It's a great topic. Important.
Yes. Agreed.
Bam. You're describing the debates in which I am currently involved.
However, I think the underlying mechanism, the "why", they lack detail is a direct consequence of their passionate displeasure with the target of their criticism and/or their passionate love and compassion for the innocent victims. Validating their predisposition is so rewarding that they stop their investigation and research as soon as they have been given a reason to believe it. They neither require nor desire details, because they are getting what they seek without needing to do any work for it. Broad generalizations are quite rewarding on their own, but because of their passion, they don't need to go any deeper than that to be greatly rewarded. And. Broad generalizations are easy, in a way. They're easy to remember, and psychologically satisfying. The individual feels, "smart", technically, a better word is "wise". They've figured "it" out. Whatever "it" is. An accurate broad generalization describes many phenomena. The individual feels "wise". Or "in-the-know". It's "Gnostic".

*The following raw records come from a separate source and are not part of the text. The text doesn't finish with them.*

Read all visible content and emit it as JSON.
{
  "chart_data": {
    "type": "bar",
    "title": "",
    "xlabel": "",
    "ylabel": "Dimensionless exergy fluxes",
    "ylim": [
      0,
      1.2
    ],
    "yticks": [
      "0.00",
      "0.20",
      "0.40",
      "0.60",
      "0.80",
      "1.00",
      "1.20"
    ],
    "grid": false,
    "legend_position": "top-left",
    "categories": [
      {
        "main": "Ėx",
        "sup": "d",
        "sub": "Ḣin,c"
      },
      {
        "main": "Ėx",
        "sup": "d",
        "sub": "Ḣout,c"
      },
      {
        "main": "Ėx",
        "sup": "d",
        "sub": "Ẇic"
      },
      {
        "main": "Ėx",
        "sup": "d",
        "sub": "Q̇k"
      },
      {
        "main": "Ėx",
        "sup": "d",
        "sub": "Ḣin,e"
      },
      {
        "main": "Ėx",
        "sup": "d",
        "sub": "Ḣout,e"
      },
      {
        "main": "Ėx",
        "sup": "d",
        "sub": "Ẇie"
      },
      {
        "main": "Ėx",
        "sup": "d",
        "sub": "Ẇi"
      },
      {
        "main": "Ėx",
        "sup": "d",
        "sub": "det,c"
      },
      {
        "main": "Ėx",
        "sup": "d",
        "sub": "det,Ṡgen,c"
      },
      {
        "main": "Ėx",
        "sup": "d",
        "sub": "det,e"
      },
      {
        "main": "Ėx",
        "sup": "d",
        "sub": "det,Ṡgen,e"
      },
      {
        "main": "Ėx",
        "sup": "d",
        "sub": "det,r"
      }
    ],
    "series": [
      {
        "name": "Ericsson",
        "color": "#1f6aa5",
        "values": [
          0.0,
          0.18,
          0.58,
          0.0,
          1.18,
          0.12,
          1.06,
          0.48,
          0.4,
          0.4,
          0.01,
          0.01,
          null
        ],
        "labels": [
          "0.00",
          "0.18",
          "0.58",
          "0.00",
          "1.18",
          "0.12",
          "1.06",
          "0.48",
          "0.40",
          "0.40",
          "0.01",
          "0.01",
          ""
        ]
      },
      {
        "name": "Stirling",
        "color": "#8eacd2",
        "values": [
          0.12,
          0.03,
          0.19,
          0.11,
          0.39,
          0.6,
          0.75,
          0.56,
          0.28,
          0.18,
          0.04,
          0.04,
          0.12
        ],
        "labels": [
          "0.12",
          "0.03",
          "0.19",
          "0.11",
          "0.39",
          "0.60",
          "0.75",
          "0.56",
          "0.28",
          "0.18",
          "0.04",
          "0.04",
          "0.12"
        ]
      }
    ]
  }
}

This ^^, I disagree with. Conspiracy theorists have in some ways too much access to information. The problem as I see it? They don't have a good method for filtering all of that ... stuff.
Passion. Check.
See my response above. I wrote a bit more about it elsewhere on the forum.
Not from my point of view. They process it too quickly, if anything. I see a lot of rush to judgement and ... ok ... maybe, there's a short attention span problem. Maybe that qualifies as an "inability to process ... " kind of...
And, now that I mention it, just thinking out loud: Doesn't it make sense that these conspiracy theories are propagated on the internet, and these same individuals who fall victim to them have a short attention span?
Here's the first search result on Google.
View attachment 93217
Good one.
Ah. I thought you meant something else. Although, Yes 100%. I agree. The key words here, imo, are "general notion that there is some overarching". Please see my first paragraph. What you are describing is a specific example of what I said there. These general, over-arching discoveries, are highly psychologically satisfying ( rewarding ).
I will add, regarding conflation, I read that as, the reasoning of many conspiracy theorists falls into the form of: "Where there's smoke, there's fire." I call this faith based reasoning. Ultimately it's an argument from ignorance, because the individual assumes what they're seeing is smoke
in the distance. That's the key to understanding this specific cognitive fault ( faulty-reasoning ). I can elaborate for you or others if requested.
Great topic. I look forward to reading the other replies.